Species at Risk as a personal art project developed after an initial conversation with Dr. Ian Urquhart of AWA in January. Open-pit, strip mining or mountain-top removal mining is on a truly massive scale. If you have ever driven toward Butte, Montana you will see the degree of devastation that we may be facing soon.

Working on this series has given me a sincere appreciation for the dedication of individual biologists, environmental scientists and the various other individuals and groups advocating for protection of our mountains and water. I am also thankful to the photographers who have allowed me to use their images as references.

Iconic mountain trees and my first subjects are the high elevation pine trees Limber Pine (Pinus flexilis) and Whitebark Pine (Pinus albicaulis). They are extremely long-lived and slow growing. Both are listed as endangered species federally and provincially. These tree species do not become mature or cone-bearing for 40 and 50 years respectively.  Some of them may live for more than 1,000 years

High Country Pine
High Country Pine painted from photographs by Bob Scheele

The Grassy Mountain Coal Project is an open-pit, steelmaking coal mining project proposed in the Crowsnest Pass area of the Eastern Slopes.  Approximately 21,000 Whitebark Pine will be removed for this project alone and it is only the first of similar mining projects proposed in the Crowsnest Pass region. Although Grassy Mountain project approval requires that the company ameliorate loss by re-planting, the natural, high elevation habitat will be gone. 

Bull Trout (Salvelinus confluentus) and Westslope Cutthroat Trout (Oncorhynchus clarkii lewisi) are listed species, classified as “threatened” federally and provincially.  Both are native to tributary streams in headwaters of the Oldman and Bow River systems in southern Alberta. There are various risk factors but of looming concern is the effect of open-pit coal mining on habitat.

Bull Trout, Salvelinus confluentus


Westslope Cutthroat Trout, Oncorhynchus clarkii lewisi

Water quality and quantity are both at issue. We do not know what percentage of the average annual flow of water in tributary streams will be diverted to feed coal mining activities such as Grassy Mountain, Tent Mountain and other open-pit mining projects proposed in the Crowsnest Pass.  These native fish need cold, clear water. Increased sedimentation and the seemingly inescapable leaching of selenium are both harmful consequences of coal mining. Selenium is known to be toxic to fish. There is apparently no effective technology to prevent or remove selenium from the water.

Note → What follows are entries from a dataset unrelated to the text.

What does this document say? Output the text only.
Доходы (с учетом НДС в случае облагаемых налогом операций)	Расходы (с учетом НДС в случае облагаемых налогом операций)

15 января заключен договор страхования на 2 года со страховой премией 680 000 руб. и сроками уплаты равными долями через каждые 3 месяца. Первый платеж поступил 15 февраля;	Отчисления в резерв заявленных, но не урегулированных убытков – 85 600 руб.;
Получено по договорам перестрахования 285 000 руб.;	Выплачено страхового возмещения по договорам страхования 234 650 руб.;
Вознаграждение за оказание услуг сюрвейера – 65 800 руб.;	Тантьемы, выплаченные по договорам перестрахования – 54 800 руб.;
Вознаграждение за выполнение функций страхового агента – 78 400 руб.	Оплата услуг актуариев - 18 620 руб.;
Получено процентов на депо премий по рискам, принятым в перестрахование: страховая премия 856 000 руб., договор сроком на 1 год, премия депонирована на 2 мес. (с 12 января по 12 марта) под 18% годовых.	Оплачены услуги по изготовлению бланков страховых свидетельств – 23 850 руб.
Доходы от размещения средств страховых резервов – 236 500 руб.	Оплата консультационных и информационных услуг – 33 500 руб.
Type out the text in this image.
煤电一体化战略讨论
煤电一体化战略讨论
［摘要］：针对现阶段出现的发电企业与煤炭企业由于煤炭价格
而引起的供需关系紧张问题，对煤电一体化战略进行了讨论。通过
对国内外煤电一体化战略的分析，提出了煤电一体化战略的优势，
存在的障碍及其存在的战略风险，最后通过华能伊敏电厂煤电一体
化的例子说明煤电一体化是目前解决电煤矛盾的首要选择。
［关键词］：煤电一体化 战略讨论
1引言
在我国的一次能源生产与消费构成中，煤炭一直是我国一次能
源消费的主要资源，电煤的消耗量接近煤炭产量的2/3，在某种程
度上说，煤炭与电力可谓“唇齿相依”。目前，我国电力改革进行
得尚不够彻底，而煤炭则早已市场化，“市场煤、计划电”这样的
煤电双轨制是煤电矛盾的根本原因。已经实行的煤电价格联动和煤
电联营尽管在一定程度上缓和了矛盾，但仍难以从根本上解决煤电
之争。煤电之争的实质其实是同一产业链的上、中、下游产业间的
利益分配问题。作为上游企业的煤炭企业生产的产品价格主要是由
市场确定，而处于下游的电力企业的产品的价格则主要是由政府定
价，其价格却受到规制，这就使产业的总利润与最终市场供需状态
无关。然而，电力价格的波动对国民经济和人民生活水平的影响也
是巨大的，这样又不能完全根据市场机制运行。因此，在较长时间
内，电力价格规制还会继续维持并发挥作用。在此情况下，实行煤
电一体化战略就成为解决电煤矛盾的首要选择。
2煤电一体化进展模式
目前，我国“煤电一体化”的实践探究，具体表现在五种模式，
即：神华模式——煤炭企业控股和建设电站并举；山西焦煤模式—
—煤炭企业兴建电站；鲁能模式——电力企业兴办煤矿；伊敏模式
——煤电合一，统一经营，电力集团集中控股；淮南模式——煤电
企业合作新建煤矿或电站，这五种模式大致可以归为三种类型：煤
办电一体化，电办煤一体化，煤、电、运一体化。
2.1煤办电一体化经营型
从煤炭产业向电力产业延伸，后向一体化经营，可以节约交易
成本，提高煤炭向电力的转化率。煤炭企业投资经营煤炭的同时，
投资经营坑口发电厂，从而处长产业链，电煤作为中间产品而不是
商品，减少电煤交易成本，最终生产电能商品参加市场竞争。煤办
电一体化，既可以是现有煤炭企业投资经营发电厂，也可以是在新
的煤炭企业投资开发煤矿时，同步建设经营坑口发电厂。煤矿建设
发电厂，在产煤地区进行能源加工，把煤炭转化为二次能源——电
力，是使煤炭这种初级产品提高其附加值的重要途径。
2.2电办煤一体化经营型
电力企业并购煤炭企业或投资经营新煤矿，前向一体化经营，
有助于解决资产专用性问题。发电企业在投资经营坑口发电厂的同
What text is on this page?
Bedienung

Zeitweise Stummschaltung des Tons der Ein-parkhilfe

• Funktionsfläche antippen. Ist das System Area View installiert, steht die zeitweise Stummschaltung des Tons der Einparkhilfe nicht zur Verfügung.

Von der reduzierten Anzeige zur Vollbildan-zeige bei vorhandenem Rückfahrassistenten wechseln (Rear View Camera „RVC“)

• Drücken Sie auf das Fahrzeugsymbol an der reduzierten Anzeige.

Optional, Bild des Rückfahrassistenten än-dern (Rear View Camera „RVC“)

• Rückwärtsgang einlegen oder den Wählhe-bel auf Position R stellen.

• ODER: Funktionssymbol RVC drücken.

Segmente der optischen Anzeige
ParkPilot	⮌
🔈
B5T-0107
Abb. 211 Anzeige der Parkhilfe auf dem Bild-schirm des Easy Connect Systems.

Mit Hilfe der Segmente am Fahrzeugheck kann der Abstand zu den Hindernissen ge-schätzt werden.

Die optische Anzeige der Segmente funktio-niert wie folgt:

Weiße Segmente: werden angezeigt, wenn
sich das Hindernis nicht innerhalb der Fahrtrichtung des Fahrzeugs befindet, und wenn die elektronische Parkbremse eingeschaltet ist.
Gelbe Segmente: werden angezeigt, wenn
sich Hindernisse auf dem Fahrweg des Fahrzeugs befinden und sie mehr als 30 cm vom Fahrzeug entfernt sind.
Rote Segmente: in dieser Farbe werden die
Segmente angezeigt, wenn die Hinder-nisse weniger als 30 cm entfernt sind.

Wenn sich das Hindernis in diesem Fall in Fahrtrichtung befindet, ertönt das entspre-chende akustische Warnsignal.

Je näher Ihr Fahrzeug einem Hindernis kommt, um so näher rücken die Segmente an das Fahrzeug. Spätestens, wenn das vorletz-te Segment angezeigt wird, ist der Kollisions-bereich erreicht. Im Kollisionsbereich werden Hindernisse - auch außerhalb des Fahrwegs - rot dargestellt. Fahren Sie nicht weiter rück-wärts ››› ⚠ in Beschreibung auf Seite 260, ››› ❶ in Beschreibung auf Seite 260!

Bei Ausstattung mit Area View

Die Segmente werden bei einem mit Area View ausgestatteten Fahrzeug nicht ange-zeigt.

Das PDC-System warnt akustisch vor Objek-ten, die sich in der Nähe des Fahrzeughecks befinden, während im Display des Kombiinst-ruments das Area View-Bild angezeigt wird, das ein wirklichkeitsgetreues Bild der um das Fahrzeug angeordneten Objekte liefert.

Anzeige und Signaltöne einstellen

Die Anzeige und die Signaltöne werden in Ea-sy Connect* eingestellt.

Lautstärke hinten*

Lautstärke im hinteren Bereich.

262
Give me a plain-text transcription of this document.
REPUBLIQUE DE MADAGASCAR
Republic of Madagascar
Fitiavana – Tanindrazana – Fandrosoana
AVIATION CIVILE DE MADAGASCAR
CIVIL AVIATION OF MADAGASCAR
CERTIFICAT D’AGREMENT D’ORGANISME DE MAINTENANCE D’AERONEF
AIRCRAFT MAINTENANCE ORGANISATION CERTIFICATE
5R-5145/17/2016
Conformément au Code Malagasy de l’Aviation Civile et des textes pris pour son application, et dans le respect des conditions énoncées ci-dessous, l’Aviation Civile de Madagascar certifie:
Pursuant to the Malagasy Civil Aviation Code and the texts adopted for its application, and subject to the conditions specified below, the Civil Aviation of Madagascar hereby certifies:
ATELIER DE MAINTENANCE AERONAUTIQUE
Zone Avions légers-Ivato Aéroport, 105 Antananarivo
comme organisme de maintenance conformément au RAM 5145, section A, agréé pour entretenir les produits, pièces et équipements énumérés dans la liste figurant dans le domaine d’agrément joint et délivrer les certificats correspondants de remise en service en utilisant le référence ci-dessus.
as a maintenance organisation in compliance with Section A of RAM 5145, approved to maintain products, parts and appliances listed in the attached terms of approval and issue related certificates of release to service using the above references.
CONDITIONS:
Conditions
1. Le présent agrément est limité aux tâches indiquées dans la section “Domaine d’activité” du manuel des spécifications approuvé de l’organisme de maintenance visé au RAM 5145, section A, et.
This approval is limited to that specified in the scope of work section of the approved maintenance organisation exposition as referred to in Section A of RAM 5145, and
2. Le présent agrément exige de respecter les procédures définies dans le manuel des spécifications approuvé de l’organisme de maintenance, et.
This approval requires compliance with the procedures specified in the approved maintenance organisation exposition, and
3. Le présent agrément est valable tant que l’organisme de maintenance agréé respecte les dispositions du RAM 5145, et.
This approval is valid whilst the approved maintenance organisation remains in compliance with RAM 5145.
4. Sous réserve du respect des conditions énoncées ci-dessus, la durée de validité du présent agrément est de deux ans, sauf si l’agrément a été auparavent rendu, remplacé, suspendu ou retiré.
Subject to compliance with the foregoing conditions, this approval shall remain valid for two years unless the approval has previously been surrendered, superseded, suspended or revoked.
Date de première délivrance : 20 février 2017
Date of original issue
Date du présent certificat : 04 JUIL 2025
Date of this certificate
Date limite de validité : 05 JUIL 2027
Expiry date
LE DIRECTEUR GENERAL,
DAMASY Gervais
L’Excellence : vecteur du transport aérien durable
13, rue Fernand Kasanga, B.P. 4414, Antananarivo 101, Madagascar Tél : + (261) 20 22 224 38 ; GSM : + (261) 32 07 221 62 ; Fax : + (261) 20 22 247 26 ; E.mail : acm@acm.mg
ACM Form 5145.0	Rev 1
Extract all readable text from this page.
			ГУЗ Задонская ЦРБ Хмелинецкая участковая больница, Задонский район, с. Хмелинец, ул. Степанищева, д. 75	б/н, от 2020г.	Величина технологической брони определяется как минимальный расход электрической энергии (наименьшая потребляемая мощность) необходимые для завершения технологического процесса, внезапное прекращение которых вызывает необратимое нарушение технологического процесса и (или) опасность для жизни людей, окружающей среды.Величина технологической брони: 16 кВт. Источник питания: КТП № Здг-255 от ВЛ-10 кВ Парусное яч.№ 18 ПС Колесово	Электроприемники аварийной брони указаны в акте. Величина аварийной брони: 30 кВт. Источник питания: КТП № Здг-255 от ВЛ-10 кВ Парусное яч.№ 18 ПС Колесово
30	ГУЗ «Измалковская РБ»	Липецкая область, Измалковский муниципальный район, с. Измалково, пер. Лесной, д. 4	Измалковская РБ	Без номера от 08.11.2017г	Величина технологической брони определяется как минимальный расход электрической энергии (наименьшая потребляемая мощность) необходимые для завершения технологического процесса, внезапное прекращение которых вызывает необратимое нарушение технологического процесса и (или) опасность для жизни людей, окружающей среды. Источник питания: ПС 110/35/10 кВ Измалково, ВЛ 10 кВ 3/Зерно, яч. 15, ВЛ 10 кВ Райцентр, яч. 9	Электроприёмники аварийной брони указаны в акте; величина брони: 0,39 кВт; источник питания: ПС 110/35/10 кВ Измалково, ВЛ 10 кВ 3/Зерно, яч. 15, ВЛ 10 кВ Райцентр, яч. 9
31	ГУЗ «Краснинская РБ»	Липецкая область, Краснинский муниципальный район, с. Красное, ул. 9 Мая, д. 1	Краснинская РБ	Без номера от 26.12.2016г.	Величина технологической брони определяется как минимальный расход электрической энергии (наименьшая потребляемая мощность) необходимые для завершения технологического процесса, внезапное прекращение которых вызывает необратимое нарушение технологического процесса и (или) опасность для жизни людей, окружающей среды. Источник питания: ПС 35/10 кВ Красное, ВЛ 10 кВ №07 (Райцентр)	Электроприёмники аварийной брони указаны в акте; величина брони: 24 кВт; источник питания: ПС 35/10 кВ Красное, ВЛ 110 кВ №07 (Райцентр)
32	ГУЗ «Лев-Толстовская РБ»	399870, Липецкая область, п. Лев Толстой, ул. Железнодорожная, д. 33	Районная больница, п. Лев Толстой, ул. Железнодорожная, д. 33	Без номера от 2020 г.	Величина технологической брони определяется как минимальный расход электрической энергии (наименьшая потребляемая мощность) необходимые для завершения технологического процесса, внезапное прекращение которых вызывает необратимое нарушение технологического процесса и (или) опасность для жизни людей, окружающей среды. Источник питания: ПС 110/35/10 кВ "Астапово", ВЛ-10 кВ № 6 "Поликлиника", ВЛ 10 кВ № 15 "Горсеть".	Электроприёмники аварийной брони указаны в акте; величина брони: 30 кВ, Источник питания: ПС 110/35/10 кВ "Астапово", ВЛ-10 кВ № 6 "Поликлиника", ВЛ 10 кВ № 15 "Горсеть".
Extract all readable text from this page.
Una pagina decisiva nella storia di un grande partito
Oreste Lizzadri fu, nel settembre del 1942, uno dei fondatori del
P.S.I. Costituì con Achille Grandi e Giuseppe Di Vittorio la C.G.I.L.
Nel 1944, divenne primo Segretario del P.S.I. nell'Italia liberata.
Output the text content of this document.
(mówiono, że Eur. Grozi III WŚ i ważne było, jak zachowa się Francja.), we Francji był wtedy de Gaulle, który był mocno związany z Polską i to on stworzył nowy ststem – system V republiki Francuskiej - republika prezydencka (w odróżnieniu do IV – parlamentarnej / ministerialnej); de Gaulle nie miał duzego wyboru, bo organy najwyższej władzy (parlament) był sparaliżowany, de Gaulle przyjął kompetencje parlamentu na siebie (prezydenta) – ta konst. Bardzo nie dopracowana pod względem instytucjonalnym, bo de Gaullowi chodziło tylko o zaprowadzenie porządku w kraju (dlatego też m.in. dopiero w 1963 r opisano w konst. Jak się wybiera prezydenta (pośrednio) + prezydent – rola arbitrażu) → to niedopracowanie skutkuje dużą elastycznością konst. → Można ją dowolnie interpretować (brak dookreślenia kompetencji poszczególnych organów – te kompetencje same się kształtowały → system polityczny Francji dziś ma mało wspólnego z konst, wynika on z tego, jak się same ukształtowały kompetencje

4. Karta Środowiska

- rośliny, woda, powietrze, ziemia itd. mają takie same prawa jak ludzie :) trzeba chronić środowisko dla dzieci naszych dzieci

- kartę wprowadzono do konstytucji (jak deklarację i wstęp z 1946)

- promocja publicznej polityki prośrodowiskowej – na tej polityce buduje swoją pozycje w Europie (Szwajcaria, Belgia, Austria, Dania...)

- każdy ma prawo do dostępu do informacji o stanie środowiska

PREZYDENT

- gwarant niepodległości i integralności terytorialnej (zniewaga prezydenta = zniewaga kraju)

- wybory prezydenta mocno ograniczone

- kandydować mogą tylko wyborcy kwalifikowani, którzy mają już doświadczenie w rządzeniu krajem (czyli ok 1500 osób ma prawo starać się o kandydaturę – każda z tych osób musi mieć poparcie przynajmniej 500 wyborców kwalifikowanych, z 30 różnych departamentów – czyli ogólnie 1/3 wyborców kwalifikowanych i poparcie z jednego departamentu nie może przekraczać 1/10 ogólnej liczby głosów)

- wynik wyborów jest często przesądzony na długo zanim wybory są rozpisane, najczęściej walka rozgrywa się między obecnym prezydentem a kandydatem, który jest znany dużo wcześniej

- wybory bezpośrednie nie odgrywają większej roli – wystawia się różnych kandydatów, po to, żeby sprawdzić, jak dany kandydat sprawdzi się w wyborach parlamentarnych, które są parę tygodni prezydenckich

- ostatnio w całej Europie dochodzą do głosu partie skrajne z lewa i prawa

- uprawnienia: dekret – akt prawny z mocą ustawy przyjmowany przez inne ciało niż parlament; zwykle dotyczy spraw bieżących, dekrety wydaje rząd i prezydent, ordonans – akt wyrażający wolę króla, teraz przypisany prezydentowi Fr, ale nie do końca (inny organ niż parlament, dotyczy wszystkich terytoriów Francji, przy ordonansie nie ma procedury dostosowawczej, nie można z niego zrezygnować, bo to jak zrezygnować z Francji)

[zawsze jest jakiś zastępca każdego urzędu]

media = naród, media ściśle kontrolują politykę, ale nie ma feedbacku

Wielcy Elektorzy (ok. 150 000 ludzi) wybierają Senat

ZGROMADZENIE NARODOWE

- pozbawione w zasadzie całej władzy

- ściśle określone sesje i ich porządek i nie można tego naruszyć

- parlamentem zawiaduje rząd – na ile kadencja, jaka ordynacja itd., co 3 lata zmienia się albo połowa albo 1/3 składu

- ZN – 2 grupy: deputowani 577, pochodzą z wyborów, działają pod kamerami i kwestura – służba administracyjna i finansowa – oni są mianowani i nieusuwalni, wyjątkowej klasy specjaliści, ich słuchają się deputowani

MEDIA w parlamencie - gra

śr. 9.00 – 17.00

Grizzly Bear (Ursus arctos) is another iconic symbol of our wilderness and is designated as being a species at risk both federally in Canada and provincially in Alberta. Quoting from an article published by Alberta Wilderness Association on their website: “The future survival and recovery of Alberta’s grizzly bears depends on the protection and recovery of the landscapes that they rely on.”  Disruption of their range, degradation and further fragmentation of natural grizzly bear habitat following from proposed open-pit coal mining in the eastern slope of the Rocky Mountains will undoubtedly put further pressure on grizzly bear recovery efforts.

Grizzly bear, ursus arctos


Contemporary Painting

Viewpoints are an ongoing series of studio paintings unified by their focus on human-made landscape subjects which are geometric or architectural rather than organic. It seems that we attach far less aesthetic value to industrial sites or old alleys than we do natural places. Landscapes are something I enjoy painting and do paint regularly, developed either in the studio as contemporary mixed media work, or painted alla prima outdoors. Non-traditional landscape subjects also have grace and stories inherent in them just as worthy of artistic exploration.

I have been working on Viewpoints for several years now in tandem with other studio work. In terms of pure design aesthetics, graphic shapes and forms are a compelling point of departure in developing an interesting composition. Some are highly expressive or abstracted, others purely representational. Viewpoints often present drawing challenges but have also presented opportunities to explore different approaches to painting with oil.